Democrats Vote Against Transparency and Accountability

corruptionA former aide to Senator Max Baucus and current acting-Director at the Center for Medicare and Medicaid Services, Jonathan Blum, has complied with a request by his former boss to investigate insurance companies. President Obama appointed Jonathan Blum and it appears he is faithfully silencing opposition to the Baucus efforts to produce a Senate version of the failing House healthcare reform package.

The investigation resulted in a letter being sent to Humana and, say sources on Capitol Hill, other health insurers who have a fiduciary relationship with CMS that imposes an industry-wide “gag order” ordering a halt to any additional mailings and effectively prevents companies from communicating with their customers about the impact of any pending healthcare reform legislation.

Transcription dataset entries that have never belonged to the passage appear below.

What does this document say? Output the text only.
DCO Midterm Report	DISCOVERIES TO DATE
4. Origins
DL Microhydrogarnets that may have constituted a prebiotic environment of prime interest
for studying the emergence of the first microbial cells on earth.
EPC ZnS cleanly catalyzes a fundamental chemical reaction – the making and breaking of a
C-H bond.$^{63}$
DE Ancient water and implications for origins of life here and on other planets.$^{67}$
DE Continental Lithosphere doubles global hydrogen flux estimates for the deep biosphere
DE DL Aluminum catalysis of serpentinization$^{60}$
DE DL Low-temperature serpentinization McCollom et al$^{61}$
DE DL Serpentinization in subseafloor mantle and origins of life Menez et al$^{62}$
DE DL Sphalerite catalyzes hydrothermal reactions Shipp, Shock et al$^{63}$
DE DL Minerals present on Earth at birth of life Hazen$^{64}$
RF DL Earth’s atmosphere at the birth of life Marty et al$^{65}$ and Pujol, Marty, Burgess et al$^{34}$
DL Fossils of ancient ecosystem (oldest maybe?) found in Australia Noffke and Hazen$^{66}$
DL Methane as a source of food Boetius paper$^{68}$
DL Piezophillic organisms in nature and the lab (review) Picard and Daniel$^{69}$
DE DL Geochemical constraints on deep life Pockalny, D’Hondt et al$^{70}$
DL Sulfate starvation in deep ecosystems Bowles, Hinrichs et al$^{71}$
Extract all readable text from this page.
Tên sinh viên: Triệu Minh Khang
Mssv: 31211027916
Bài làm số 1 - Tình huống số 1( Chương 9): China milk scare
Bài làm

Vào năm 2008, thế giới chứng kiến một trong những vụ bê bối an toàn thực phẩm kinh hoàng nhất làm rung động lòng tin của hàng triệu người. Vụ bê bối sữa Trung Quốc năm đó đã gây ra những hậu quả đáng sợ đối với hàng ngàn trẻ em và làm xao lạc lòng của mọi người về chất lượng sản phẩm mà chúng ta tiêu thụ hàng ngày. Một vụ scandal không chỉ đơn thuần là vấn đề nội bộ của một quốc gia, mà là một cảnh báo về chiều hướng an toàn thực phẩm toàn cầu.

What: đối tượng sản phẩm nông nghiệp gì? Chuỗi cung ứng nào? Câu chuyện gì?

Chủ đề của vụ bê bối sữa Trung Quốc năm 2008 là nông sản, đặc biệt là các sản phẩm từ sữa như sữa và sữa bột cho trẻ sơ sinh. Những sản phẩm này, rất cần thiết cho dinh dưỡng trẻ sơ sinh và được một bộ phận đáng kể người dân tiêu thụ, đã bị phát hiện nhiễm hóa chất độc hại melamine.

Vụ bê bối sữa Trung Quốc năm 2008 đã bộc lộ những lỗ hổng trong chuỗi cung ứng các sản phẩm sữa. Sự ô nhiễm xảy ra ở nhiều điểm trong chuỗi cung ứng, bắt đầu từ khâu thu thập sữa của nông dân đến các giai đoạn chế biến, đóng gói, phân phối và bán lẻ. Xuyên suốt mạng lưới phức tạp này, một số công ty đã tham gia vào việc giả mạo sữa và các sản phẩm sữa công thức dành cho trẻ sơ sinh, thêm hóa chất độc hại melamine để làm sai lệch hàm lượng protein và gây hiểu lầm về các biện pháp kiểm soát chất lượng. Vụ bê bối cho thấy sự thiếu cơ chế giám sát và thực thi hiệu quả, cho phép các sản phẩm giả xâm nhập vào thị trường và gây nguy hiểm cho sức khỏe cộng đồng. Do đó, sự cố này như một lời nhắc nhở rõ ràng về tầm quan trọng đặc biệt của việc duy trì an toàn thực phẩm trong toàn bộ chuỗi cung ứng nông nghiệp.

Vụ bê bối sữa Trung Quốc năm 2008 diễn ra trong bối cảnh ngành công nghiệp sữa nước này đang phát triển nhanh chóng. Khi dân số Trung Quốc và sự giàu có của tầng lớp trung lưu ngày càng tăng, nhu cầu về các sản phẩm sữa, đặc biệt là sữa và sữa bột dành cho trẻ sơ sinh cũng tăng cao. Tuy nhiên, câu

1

Efforts to quash transparency and accountability are not lost on Democrats in Congress.

Obama and the Democrats have not, however, governed as they campaigned. Openness and transparency exist in theory and talking points, not in practice.

We saw another example Wednesday afternoon, as Democrats on the Senate Finance Committee almost unanimously voted to defeat an amendment offered by retiring G.O.P. Kentucky Republican Sen. Jim Bunning to require that the exact language of any health care legislation—and the bill’s cost estimate—be placed on the committee’s website seventy-two hours before a final vote in committee.

What’s the big deal you ask? The House version of healthcare reform is a disaster. Congress had thought they could go to the August recess to gain support for government-run healthcare in their home districts.

What they found was something quite different. Unlike many in Congress, the folks who turned out for the these events had actually read the bill—in this case H.R. 3200, the healthcare reform package pushed forward by House Speaker Nancy Pelosi , D-Calif., and her leadership team. And, having read the bill, the critics of Obamacare were able to slice through the arguments in favor of it like a chain saw slicing through a barrel of fish.

Democrats in the United States Senate, however, are apparently not as naïve as their colleagues on the other side of the Capitol. They are pushing ahead with reform legislation fully intent on keeping it away from the prying eyes of the American people, if that’s what it takes.

If you haven’t read the version of America’s Healthy Future Act of 2009 currently available and the Chairman’s mark, etc., a subsequent post on this blog will address that topic. And if you believe that health ‘insurance’ reform in Congress will be a good thing you qualify as ’sheeple’. There is nothing about this episode in government-run reform that will be any better than the failures in the past…. those rejected or those that became law.